Panzer General: Russian Assault
- Designers: Chuck Kroegel
- Publishers: Petroglyph Games
- Publication: August 9, 2010
- Genres: Strategy
- Series: Panzer General
- Players: Single-player, Multiplayer

= Panzer General: Russian Assault =

Board game

Panzer General: Russian Assault is a board game developed by Petroglyph Games, sequel to Panzer General: Allied Assault that debuted in January 2010.

==Gameplay==
Russian Assault is set in the closing months of World War II and has players play as Nazi Germany or the Soviet Union. Russian Assault is a turn-based game, where each turn is divided into three phases: Drawing cards, Operations, and Combat. At the beginning of his turn, the player draws 4 cards from his unit deck and/or the operations deck. The player can then spend prestige to deploy new units onto tiles controlled by them, move active units, play special operation cards, or engage enemy units on the board.
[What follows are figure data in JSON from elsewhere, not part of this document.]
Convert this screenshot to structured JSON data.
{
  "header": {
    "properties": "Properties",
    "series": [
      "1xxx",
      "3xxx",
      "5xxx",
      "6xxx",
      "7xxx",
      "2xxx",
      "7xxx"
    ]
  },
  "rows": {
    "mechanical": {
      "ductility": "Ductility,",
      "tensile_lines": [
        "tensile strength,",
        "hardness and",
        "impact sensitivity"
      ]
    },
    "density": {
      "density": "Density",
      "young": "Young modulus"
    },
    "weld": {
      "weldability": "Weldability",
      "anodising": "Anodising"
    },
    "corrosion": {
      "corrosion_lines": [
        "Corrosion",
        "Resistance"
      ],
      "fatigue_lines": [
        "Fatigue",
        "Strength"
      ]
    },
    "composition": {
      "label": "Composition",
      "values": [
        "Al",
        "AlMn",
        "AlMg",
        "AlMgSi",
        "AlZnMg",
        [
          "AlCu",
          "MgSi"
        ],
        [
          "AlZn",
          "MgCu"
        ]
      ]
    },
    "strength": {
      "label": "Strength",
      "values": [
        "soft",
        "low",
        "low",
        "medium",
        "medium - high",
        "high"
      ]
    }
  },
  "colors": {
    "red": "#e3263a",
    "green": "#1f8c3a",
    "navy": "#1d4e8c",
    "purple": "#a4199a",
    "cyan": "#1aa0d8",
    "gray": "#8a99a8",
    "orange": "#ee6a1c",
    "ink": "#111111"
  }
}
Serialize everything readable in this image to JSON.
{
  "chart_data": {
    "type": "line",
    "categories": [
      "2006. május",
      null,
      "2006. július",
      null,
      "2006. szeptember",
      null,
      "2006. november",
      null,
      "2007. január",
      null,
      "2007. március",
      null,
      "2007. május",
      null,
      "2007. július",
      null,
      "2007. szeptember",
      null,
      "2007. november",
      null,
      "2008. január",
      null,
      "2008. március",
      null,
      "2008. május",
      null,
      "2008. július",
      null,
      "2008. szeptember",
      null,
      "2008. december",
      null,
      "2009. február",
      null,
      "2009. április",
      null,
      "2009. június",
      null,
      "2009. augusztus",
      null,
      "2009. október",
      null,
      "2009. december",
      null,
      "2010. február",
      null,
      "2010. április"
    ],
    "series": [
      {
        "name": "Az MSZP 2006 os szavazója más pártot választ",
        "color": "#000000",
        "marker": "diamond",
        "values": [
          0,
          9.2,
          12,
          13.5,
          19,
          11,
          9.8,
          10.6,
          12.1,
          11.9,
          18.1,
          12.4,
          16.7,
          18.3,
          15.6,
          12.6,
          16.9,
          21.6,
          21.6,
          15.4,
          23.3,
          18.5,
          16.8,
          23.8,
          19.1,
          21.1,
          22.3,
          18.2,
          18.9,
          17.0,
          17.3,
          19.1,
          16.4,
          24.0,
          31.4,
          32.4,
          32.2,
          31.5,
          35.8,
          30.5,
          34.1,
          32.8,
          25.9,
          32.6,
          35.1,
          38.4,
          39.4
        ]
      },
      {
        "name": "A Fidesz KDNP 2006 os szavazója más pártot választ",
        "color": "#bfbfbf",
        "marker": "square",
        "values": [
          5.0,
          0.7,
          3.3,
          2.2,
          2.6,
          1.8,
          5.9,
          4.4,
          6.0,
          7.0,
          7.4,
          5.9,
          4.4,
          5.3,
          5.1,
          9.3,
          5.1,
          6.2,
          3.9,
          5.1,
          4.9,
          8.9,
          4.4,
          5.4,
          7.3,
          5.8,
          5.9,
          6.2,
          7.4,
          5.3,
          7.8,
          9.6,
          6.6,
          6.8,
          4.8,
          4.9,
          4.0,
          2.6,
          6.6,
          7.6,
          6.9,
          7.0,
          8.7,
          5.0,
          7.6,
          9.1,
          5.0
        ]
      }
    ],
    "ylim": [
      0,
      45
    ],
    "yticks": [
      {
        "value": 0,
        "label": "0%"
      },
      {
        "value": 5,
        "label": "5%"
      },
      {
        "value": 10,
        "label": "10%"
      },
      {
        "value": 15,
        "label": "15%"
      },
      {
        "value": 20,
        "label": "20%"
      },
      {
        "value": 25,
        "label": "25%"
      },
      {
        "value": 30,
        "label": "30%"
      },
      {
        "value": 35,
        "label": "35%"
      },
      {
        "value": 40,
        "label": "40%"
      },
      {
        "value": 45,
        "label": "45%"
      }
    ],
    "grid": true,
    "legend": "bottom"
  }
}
In combat, the attacking unit attacks first unless the defender is dug in. Players first compare their unit's combat stats and may then play operation cards to sway the battle in their favor or cancel combat completely. Finally, a player may choose to sacrifice any card in their hand for its combat value to boost their chances further. If the defending unit survives combat, it may counter-attack, which follows the same steps. Units may be forced to retreat if they receive more damage than the opposing unit at the end of a combat round. The victorious unit receives a morale boost and its owner may either receive half of the defeated unit's prestige or drain prestige from his opponent.

At the end of a turn, the player adds the prestige value of all tiles under his control and adds it to his reserve. To win the game, either player must meet the conditions laid out in the scenario's rules.

==Expansions and sequels==
Panzer General: Russian Assault is the sequel to Panzer General: Allied Assault that debuted in January 2010.